Conseiller principal du Conseil atlantique : Poutine doit faire attention à mentionner le Kosovo et la Bosnie

Le conseiller principal du Conseil de l'Atlantique Ian Brzezinski dans une interview pour la Voix de l'Amérique (édition serbe) a parlé de l'impact que le conflit russo-ukrainien pourrait avoir sur la région des Balkans occidentaux. Il a dit qu'il devrait être prudent puisque Poutine va essayer de causer une sorte de crise même [...]

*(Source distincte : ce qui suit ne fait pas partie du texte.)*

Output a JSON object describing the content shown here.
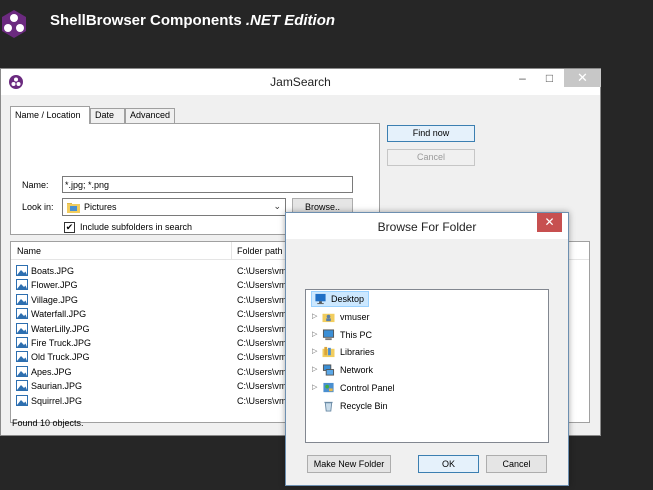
{
  "banner": {
    "title_main": "ShellBrowser Components ",
    "title_italic": ".NET Edition"
  },
  "window": {
    "title": "JamSearch",
    "minimize": "–",
    "maximize": "□",
    "close": "✕"
  },
  "tabs": [
    "Name / Location",
    "Date",
    "Advanced"
  ],
  "form": {
    "name_label": "Name:",
    "name_value": "*.jpg; *.png",
    "lookin_label": "Look in:",
    "lookin_value": "Pictures",
    "browse_button": "Browse..",
    "include_subfolders_label": "Include subfolders in search",
    "include_subfolders_checked": true
  },
  "actions": {
    "find_now": "Find now",
    "cancel": "Cancel"
  },
  "results": {
    "columns": [
      "Name",
      "Folder path"
    ],
    "rows": [
      {
        "name": "Boats.JPG",
        "path": "C:\\Users\\vm"
      },
      {
        "name": "Flower.JPG",
        "path": "C:\\Users\\vm"
      },
      {
        "name": "Village.JPG",
        "path": "C:\\Users\\vm"
      },
      {
        "name": "Waterfall.JPG",
        "path": "C:\\Users\\vm"
      },
      {
        "name": "WaterLilly.JPG",
        "path": "C:\\Users\\vm"
      },
      {
        "name": "Fire Truck.JPG",
        "path": "C:\\Users\\vm"
      },
      {
        "name": "Old Truck.JPG",
        "path": "C:\\Users\\vm"
      },
      {
        "name": "Apes.JPG",
        "path": "C:\\Users\\vm"
      },
      {
        "name": "Saurian.JPG",
        "path": "C:\\Users\\vm"
      },
      {
        "name": "Squirrel.JPG",
        "path": "C:\\Users\\vm"
      }
    ],
    "status": "Found 10 objects."
  },
  "browse_dialog": {
    "title": "Browse For Folder",
    "close": "✕",
    "tree": [
      {
        "label": "Desktop",
        "icon": "desktop-icon",
        "selected": true
      },
      {
        "label": "vmuser",
        "icon": "user-folder-icon"
      },
      {
        "label": "This PC",
        "icon": "computer-icon"
      },
      {
        "label": "Libraries",
        "icon": "libraries-icon"
      },
      {
        "label": "Network",
        "icon": "network-icon"
      },
      {
        "label": "Control Panel",
        "icon": "control-panel-icon"
      },
      {
        "label": "Recycle Bin",
        "icon": "recycle-bin-icon"
      }
    ],
    "make_new_folder": "Make New Folder",
    "ok": "OK",
    "cancel": "Cancel"
  },
  "colors": {
    "background": "#262626",
    "selection": "#cce8ff",
    "close_button": "#c75050"
  }
}
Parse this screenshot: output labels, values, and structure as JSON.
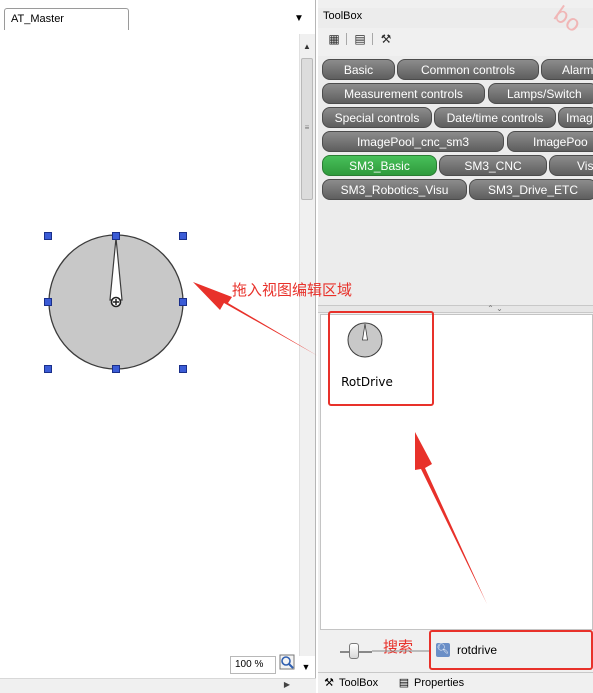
{
  "left_editor": {
    "doc_tab_label": "AT_Master",
    "zoom_value": "100 %"
  },
  "annotations": {
    "drag_hint": "拖入视图编辑区域",
    "search_hint": "搜索",
    "color": "#e8312a"
  },
  "toolbox": {
    "title": "ToolBox",
    "categories": [
      {
        "label": "Basic"
      },
      {
        "label": "Common controls"
      },
      {
        "label": "Alarm"
      },
      {
        "label": "Measurement controls"
      },
      {
        "label": "Lamps/Switch"
      },
      {
        "label": "Special controls"
      },
      {
        "label": "Date/time controls"
      },
      {
        "label": "Imag"
      },
      {
        "label": "ImagePool_cnc_sm3"
      },
      {
        "label": "ImagePoo"
      },
      {
        "label": "SM3_Basic"
      },
      {
        "label": "SM3_CNC"
      },
      {
        "label": "Vis"
      },
      {
        "label": "SM3_Robotics_Visu"
      },
      {
        "label": "SM3_Drive_ETC"
      }
    ],
    "active_category": "SM3_Basic",
    "active_color": "#3aaa4a",
    "items": [
      {
        "label": "RotDrive",
        "icon": "rotdrive-gauge-icon"
      }
    ],
    "search": {
      "value": "rotdrive",
      "icon": "search-icon"
    },
    "bottom_tabs": [
      {
        "label": "ToolBox",
        "icon": "hammer-icon"
      },
      {
        "label": "Properties",
        "icon": "properties-icon"
      }
    ]
  }
}
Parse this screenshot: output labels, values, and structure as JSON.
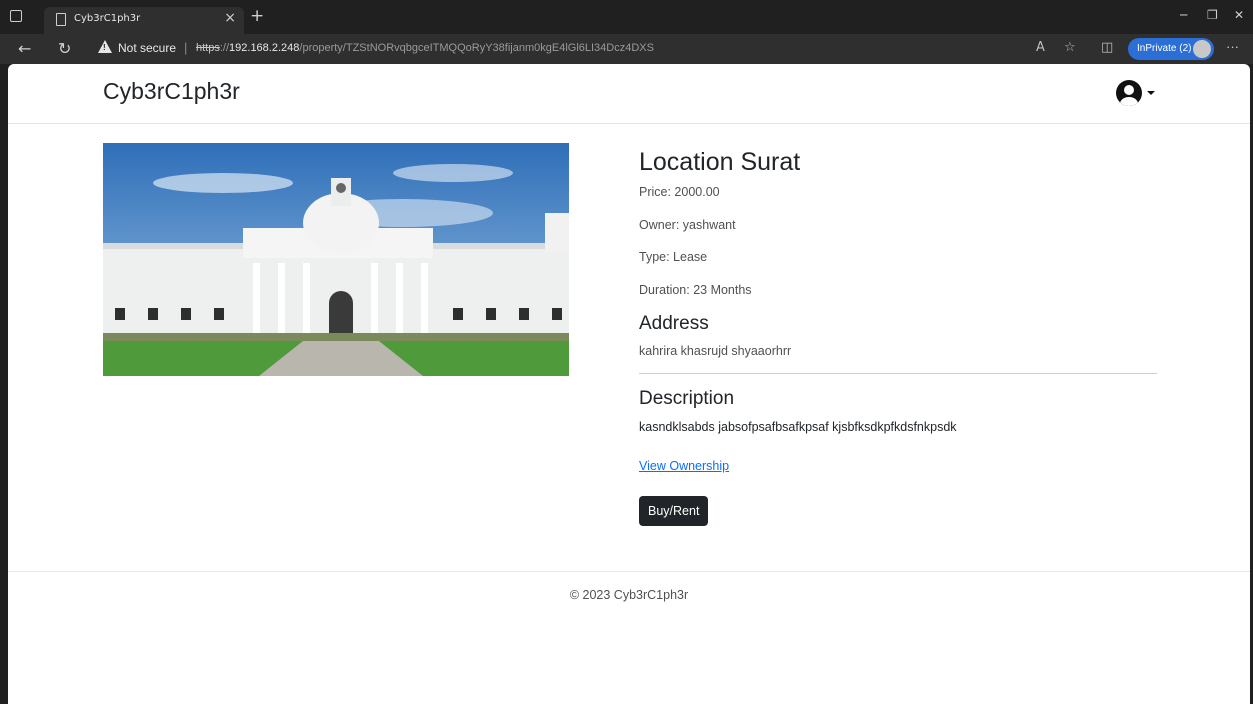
{
  "browser": {
    "tab_title": "Cyb3rC1ph3r",
    "tab_close": "×",
    "new_tab": "+",
    "security_label": "Not secure",
    "separator": "|",
    "url_scheme": "https",
    "url_sep": "://",
    "url_host": "192.168.2.248",
    "url_path": "/property/TZStNORvqbgceITMQQoRyY38fijanm0kgE4lGl6LI34Dcz4DXS",
    "inprivate_label": "InPrivate (2)",
    "icons": {
      "back": "arrow-left-icon",
      "reload": "reload-icon",
      "read_aloud": "read-aloud-icon",
      "favorite": "star-icon",
      "split_screen": "split-screen-icon",
      "more": "more-icon"
    }
  },
  "navbar": {
    "brand": "Cyb3rC1ph3r",
    "user_menu_icon": "user-circle-icon"
  },
  "property": {
    "image_alt": "Building with white dome and columns",
    "title": "Location Surat",
    "price": "Price: 2000.00",
    "owner": "Owner: yashwant",
    "type": "Type: Lease",
    "duration": "Duration: 23 Months",
    "address_heading": "Address",
    "address": "kahrira khasrujd shyaaorhrr",
    "description_heading": "Description",
    "description": "kasndklsabds jabsofpsafbsafkpsaf kjsbfksdkpfkdsfnkpsdk",
    "view_ownership": "View Ownership",
    "buy_rent": "Buy/Rent"
  },
  "footer": {
    "copyright": "© 2023 Cyb3rC1ph3r"
  },
  "colors": {
    "accent_link": "#0d6efd",
    "button_dark": "#212529",
    "inprivate_badge": "#2b6fd6"
  }
}
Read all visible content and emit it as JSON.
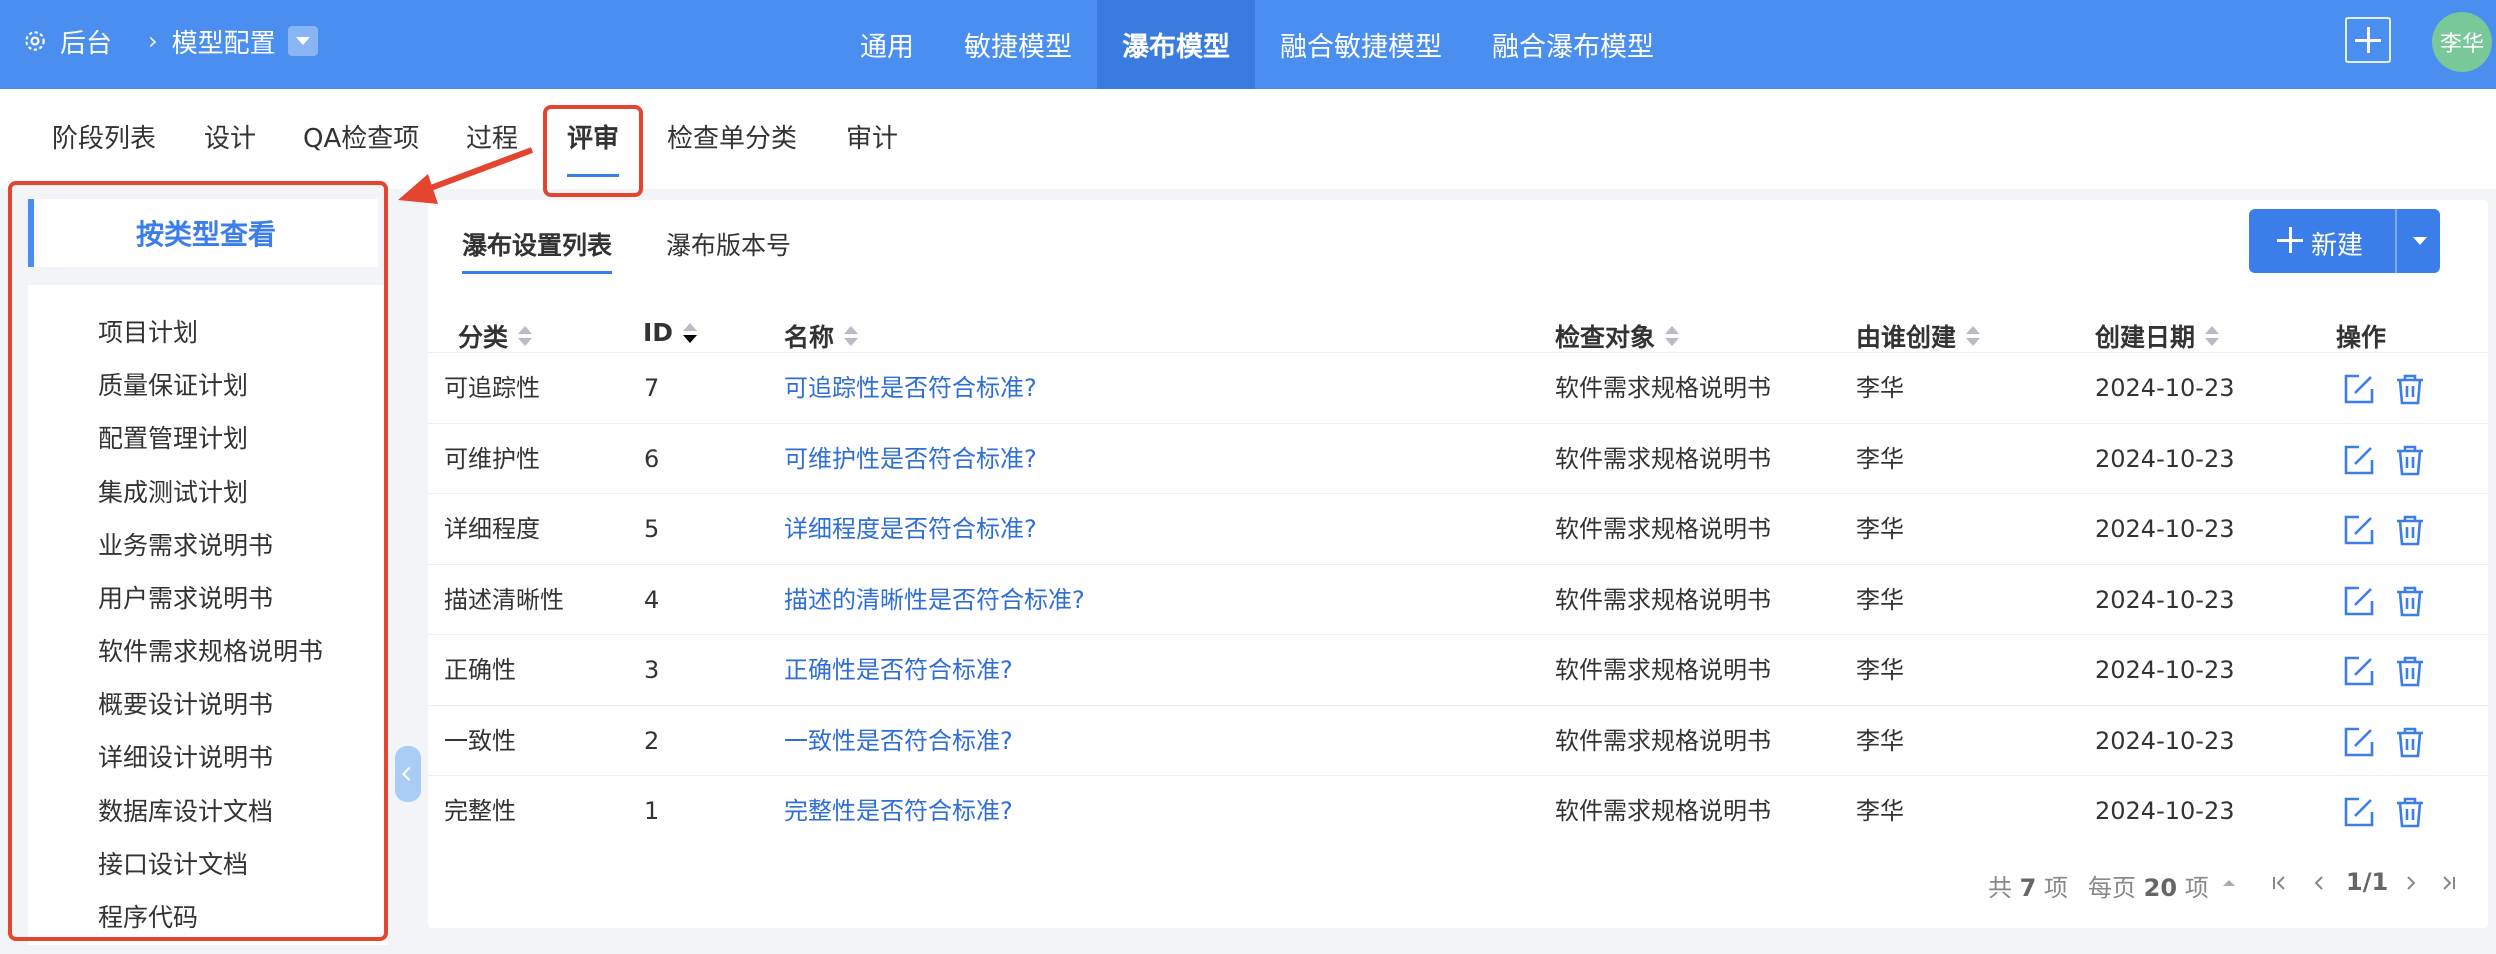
{
  "topbar": {
    "home": "后台",
    "crumb_sep": "›",
    "current": "模型配置",
    "nav": [
      "通用",
      "敏捷模型",
      "瀑布模型",
      "融合敏捷模型",
      "融合瀑布模型"
    ],
    "active_nav": 2,
    "avatar": "李华"
  },
  "subtabs": [
    "阶段列表",
    "设计",
    "QA检查项",
    "过程",
    "评审",
    "检查单分类",
    "审计"
  ],
  "active_subtab": 4,
  "sidebar": {
    "title": "按类型查看",
    "items": [
      "项目计划",
      "质量保证计划",
      "配置管理计划",
      "集成测试计划",
      "业务需求说明书",
      "用户需求说明书",
      "软件需求规格说明书",
      "概要设计说明书",
      "详细设计说明书",
      "数据库设计文档",
      "接口设计文档",
      "程序代码"
    ]
  },
  "main": {
    "tabs": [
      "瀑布设置列表",
      "瀑布版本号"
    ],
    "new_button": "新建",
    "columns": [
      "分类",
      "ID",
      "名称",
      "检查对象",
      "由谁创建",
      "创建日期",
      "操作"
    ],
    "rows": [
      {
        "category": "可追踪性",
        "id": "7",
        "name": "可追踪性是否符合标准?",
        "target": "软件需求规格说明书",
        "creator": "李华",
        "date": "2024-10-23"
      },
      {
        "category": "可维护性",
        "id": "6",
        "name": "可维护性是否符合标准?",
        "target": "软件需求规格说明书",
        "creator": "李华",
        "date": "2024-10-23"
      },
      {
        "category": "详细程度",
        "id": "5",
        "name": "详细程度是否符合标准?",
        "target": "软件需求规格说明书",
        "creator": "李华",
        "date": "2024-10-23"
      },
      {
        "category": "描述清晰性",
        "id": "4",
        "name": "描述的清晰性是否符合标准?",
        "target": "软件需求规格说明书",
        "creator": "李华",
        "date": "2024-10-23"
      },
      {
        "category": "正确性",
        "id": "3",
        "name": "正确性是否符合标准?",
        "target": "软件需求规格说明书",
        "creator": "李华",
        "date": "2024-10-23"
      },
      {
        "category": "一致性",
        "id": "2",
        "name": "一致性是否符合标准?",
        "target": "软件需求规格说明书",
        "creator": "李华",
        "date": "2024-10-23"
      },
      {
        "category": "完整性",
        "id": "1",
        "name": "完整性是否符合标准?",
        "target": "软件需求规格说明书",
        "creator": "李华",
        "date": "2024-10-23"
      }
    ],
    "pager": {
      "total_prefix": "共",
      "total": "7",
      "total_suffix": "项",
      "per_page_prefix": "每页",
      "per_page": "20",
      "per_page_suffix": "项",
      "page": "1/1"
    }
  },
  "colors": {
    "primary": "#4a8ef0",
    "accent": "#3b7de9",
    "highlight": "#e5442f",
    "link": "#2f6ed6"
  }
}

Il a dit qu'il doit être prudent puisque Poutine va essayer de provoquer une sorte de crise, même dans la région des Balkans. Brzezinski, en parlant de ce danger, a cité l'existence du problème entre le Kosovo et la Serbie et les différentes tensions entre les groupes ethniques en Bosnie-Herzégovine, a diffusé Express.
“Putin a opéré dans les Balkans de manière destrutkwi, du financement politique au sabotage. Y compris les attaques contre des entrepôts en Bulgarie. Par conséquent, nous devons veiller à ce que Poutine essaie de faire quelque chose pour créer de l'incertitude ou une sorte de crise dans les Balkans. Il y a des tensions entre les différents groupes ethniques des Balkans dans certains États, et le Kosovo et la Serbie en sont un exemple classique. Il existe un potentiel de déstabilisation en Bosnie, à l'intérieur et dans les rapports avec la Serbie. Ce sont des exemples visibles où l'intervention russe pourrait intéresser Poutine comme moyen de favoriser une crise qui détournerait l'attention occidentale”, estime Brzezinski.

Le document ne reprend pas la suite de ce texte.